Programın açış konuşmasını yapan İl Sağlık Müdürü Uzm.Dr. Ömer Sobacı, meme kanserinden değil geç kalmaktan korkulması gerektiğini dile getirdi. Erken teşhisin her zaman hayat kurtardığını anlatan Sobacı, erken teşhisin aynı zamanda hayat kalitesinin bozulmasının da önüne geçtiğini dile getirdi.

Hitit Üniversitesi Rektörü Prof.Dr. Ali Osman Öztürk ise konuşmasında üniversite olarak sosyal sorumluluk gereği bu tür etkinlikler düzenlediklerini kaydederek, halkın bilinçlenmesinin kendilerini de mutlu ettiğini vurguladı.

HİTÜ İLK ONA GİRDİ

Hitit Üniversitesi’nin 2000 yılından sonra kurulan üniversiteler arasında ilk 10’a girdiğini ifade eden Prof.Dr. Ali Osman Öztürk, bunun sevindirici bir haber olduğunu, üniversite ve akademisyenler olarak üretmeye ve bilgiyi paylaşmaya devam edeceklerini kaydetti.

Yapılan açış konuşmalarının ardından konferansa geçildi.

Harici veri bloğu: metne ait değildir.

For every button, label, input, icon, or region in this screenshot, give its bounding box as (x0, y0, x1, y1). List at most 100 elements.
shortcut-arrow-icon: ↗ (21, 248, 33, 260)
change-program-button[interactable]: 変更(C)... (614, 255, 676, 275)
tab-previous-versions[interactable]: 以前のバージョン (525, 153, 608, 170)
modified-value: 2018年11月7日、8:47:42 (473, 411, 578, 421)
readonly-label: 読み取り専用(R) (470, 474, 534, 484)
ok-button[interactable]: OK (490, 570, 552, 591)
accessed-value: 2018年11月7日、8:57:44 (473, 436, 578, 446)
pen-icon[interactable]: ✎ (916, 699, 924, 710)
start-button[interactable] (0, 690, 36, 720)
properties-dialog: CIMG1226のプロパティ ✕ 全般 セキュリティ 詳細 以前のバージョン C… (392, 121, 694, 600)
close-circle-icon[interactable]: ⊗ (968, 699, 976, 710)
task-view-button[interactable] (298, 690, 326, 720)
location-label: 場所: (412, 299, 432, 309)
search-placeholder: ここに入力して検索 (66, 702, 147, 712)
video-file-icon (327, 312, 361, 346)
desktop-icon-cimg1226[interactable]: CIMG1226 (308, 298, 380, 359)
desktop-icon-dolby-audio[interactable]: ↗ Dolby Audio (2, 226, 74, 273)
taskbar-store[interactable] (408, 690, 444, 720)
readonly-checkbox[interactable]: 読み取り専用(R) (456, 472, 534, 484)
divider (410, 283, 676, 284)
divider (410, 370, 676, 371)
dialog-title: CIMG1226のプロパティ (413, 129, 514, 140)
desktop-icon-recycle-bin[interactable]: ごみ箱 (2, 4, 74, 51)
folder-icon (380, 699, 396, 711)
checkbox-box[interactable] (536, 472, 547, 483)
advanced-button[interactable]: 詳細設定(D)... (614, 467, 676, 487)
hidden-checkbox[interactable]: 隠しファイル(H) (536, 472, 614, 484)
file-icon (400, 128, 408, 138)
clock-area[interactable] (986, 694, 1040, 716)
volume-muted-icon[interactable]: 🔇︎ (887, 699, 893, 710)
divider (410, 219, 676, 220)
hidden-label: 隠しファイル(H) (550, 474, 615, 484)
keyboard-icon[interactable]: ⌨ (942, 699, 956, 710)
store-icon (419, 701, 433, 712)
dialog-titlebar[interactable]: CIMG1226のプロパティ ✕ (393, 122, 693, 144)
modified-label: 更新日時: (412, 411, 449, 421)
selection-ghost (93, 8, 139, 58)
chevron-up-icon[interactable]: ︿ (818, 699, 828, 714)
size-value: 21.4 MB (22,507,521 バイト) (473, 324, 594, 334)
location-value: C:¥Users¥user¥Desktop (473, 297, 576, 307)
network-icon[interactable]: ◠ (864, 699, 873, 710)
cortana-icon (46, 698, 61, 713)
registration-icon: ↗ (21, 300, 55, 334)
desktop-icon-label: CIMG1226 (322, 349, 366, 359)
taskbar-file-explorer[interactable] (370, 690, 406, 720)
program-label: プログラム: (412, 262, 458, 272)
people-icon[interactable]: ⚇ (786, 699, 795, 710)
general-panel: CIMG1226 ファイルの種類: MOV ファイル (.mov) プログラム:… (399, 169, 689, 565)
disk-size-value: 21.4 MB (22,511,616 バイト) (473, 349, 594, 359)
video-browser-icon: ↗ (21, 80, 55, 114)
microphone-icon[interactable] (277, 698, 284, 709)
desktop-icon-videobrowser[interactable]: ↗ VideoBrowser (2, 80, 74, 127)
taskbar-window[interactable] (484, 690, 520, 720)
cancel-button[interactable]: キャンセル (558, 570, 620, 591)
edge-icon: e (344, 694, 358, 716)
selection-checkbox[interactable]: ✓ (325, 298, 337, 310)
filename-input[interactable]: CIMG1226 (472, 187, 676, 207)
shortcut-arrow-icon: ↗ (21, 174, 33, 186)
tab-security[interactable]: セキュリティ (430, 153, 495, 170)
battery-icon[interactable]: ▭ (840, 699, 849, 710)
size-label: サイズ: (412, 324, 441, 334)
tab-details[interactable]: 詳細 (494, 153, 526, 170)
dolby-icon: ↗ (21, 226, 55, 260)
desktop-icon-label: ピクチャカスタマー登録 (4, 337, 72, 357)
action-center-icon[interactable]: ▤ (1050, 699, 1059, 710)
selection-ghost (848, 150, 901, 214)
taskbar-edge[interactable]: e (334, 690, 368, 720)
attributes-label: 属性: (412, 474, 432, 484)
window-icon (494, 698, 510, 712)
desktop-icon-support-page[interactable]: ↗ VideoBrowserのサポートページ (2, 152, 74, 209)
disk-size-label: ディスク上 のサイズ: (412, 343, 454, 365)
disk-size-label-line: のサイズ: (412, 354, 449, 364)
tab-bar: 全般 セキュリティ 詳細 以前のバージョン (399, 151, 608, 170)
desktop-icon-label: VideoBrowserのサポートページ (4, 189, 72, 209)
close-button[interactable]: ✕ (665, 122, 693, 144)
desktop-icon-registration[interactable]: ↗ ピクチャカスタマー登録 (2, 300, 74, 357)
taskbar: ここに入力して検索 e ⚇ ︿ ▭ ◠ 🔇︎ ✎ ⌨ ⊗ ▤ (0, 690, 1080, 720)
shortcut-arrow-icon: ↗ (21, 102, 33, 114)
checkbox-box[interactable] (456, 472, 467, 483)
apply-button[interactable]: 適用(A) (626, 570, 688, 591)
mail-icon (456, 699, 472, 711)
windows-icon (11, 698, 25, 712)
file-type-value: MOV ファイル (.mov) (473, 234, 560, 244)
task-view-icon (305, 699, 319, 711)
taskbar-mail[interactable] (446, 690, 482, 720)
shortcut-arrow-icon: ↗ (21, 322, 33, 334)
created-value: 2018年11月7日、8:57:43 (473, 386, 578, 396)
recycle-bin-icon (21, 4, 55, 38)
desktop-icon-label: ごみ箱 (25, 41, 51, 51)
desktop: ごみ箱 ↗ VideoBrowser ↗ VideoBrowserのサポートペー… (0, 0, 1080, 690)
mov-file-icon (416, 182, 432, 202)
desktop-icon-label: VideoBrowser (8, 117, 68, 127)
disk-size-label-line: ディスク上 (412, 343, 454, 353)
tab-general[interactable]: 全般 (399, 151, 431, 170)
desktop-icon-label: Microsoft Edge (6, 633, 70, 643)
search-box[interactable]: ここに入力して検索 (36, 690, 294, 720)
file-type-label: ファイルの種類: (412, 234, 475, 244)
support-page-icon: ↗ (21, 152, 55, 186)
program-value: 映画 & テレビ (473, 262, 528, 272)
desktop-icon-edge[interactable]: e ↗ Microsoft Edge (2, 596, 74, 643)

Hitit Üniversitesi Tıp Fakültesi Öğretim Üyesi Prof. Dr. Betül Bozkurt konuşmasında meme kanserinin en yaygın kanser türleri arasında olduğunu ve kanser nedeniyle ölümlerde ise ikinci sırada yer aldığını ifade etti.

Her 8 kadının birinin meme kanserine yakalandığını söyleyen Bozkurt, “8 kadının bulunduğu bir aile düşünün, birisi mutlaka meme kanseri olacak" dedi.

Meme kanserine dünyada en çok 45-55 yaş aralığında rastlanırken Türkiye’de ise 35-45 ve 55-65 yaş gruplarında hastalığın daha çok görüldüğünü söyleyen Bozkurt, “Meme kanserinde ana risk faktörü kadın olmak. Yüzde 99,99 kadına karşı 1 erkek meme kanserine yakalanıyor. Dolayısıyla meme kanseri erkekler için de bir sorun. Meme kanseri vakalarının yüzde 80'i, bulunduğu memeden başlıyor. Memede bulunan bir hücre bazı nedenlerden dolayı kanser hücresine dönüşüyor, meme kanseri dünyada tedavi konusunda en çok ilerleme gösterilmiş kanserlerden biri. Hangi aşamada yakalarsak yakalayalım, çok başarılı tedaviler sunulabiliyor" dedi.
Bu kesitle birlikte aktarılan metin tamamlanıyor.